Je rêve que je participe à l’émission de téléréalité Loft Story, avec mes deux frères, et Alexandre Le Grand, et beaucoup de filles aux cheveux aussi bleachés que ceux de Kate Winslet sur le Vogue du mois d’avril. Philippe et Alexandre Le Grand sont les premiers candidats à se faire éliminer : Philippe parce qu’il a mal joué au soccer, et Alexandre Le Grand parce qu’il a fait semblant de se crosser devant une autre concurrente. Alexandre Le Grand me donne un gros Calinours jaune pour que je pense à lui tout le temps-tout le temps. Je m’ennuie trop de mon enfant, que mes parents babysittent, alors j’en parle aux filles bleachés et elles me trouvent trop chiante. Je deviens hystérique et je crie : « Vous ne pouvez pas comprendre, vous n’êtes pas maman. »

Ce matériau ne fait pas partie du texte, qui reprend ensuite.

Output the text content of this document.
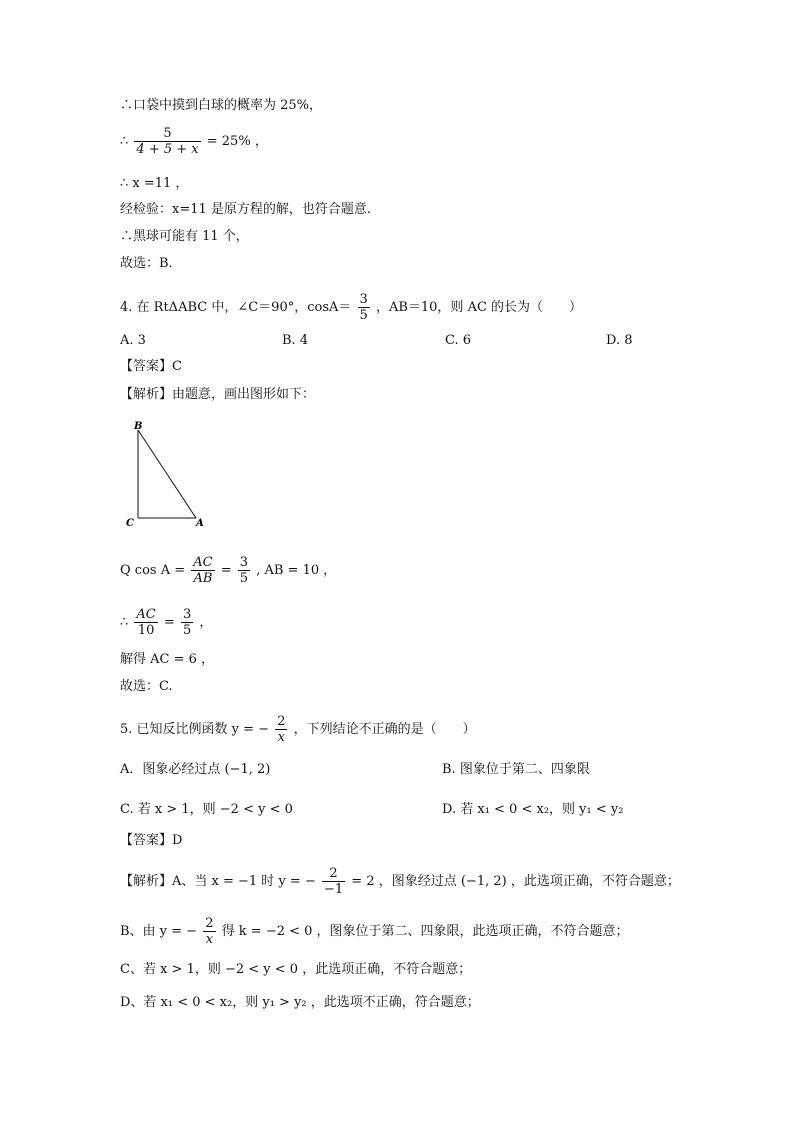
∴口袋中摸到白球的概率为 25%，
∴ $\frac{5}{4 + 5 + x} = 25\%$ ，
∴ x =11 ，
经检验：x=11 是原方程的解，也符合题意.
∴黑球可能有 11 个，
故选：B．
4. 在 RtΔABC 中，∠C＝90°，$\cos A= \frac{3}{5}$ ，AB＝10，则 AC 的长为（　　）
A. 3	B. 4	C. 6	D. 8
【答案】C
【解析】由题意，画出图形如下：
B
C	A
Q $\cos A = \frac{AC}{AB} = \frac{3}{5}$ , AB = 10 ，
∴ $\frac{AC}{10} = \frac{3}{5}$ ，
解得 AC = 6 ，
故选：C.
5. 已知反比例函数 y = − $\frac{2}{x}$ ，下列结论不正确的是（　　）
A．图象必经过点 (−1, 2)	B. 图象位于第二、四象限
C. 若 x > 1，则 −2 < y < 0	D. 若 x₁ < 0 < x₂，则 y₁ < y₂
【答案】D
【解析】A、当 x = −1 时 y = − $\frac{2}{-1} = 2$ ，图象经过点 (−1, 2) ，此选项正确，不符合题意；
B、由 y = − $\frac{2}{x}$ 得 k = −2 < 0 ，图象位于第二、四象限，此选项正确，不符合题意；
C、若 x > 1，则 −2 < y < 0 ，此选项正确，不符合题意；
D、若 x₁ < 0 < x₂，则 y₁ > y₂ ，此选项不正确，符合题意；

Quand je me réveille, je raconte à Alexandre Le Grand mon rêve, et j’ajoute que j’ai aussi rêvé que je mangeais au McDonald. Nous nous rendons avec Cécile, sa grande fille de quatorze ans, au McDonald, et ils me mettent au défi de manger un Double Big Mac. Je le mange en moins de quinze minutes, en me jurant d’avaler bientôt un smoothie poires-topinambours-pommes-framboises-légumes verts pour que Bébé Le Grand-Nelson devienne autant addict aux topinambours qu’aux frites.
Nous allons ensuite aux glissades sur tubes des Pays d’en Haut. Je frenche Alexandre Le Grand et je me réfugie dans la cafétéria parce que j’ai très peur de faire peur à Bébé Le Grand-Nelson en gueulant comme une folle dans les glissades sur tubes. Les enfants de cinq ans sont dix mille fois plus courageux que moi. Je ne sais pas comment j’ai fait à 15 ans pour embrasser ma passe de La Ronde et rester des heures dans des manèges comme le Monstre, l’Astronef – qui n’existe plus, bouhou – et l’Ovni – qui t’arrache carrément le cerveau pour le coller contre des murs de gommes ballounes.
À la cafétéria, entourée de mecs qui cachent leurs cheveux avec d’énormes tuques et qui sentent la cigarette, d’enfants qui courent et s’asseoit nu pieds sur les tables – WTF? – , je tente d’écrire, mais je préfère lire War Dances, de Sherman Alexie. Il raconte qu’il a un tué un black, entré par effraction chez lui, avec un bâton de baseball, acheté pour son fils de huit ans, un petit bâton de baseball, il ne pensait pas tuer, il ne voulait pas tuer, mais le black est mort, et Sherman Alexie se défend à la télé en disant « Je ne suis pas un autre mec blanc qui tue un black, je suis un Indien de la Tribu Spokane. » C’est triste, beau, parfois drôle, et fier, même quand l’auteur écrit sur une copine qui l’a laissé parce qu’il n’était pas un hibou, même quand il écrit sur son père qui boit trop de vodka et qui doit se faire amputer d’un pied.
Je regarde parfois par la fenêtre, je ne parviens pas à voir ni Cécile, ni Alexandre Le Grand, mais je pense, toute joyeuse, au tube de gloss Shunga Plaisir Oral Divin que j’ai retrouvé sous mon oreiller, au chalet de mes parents. Je pensais l’avoir perdu. Après avoir sucé Alexandre Le Grand plus tard, ce soir, après les glissades et après avoir jouer au plombier parce que la plomberie chez mes parents menace genre d’exploser, je sais que je ne réverai pas encore une fois à Loft Story.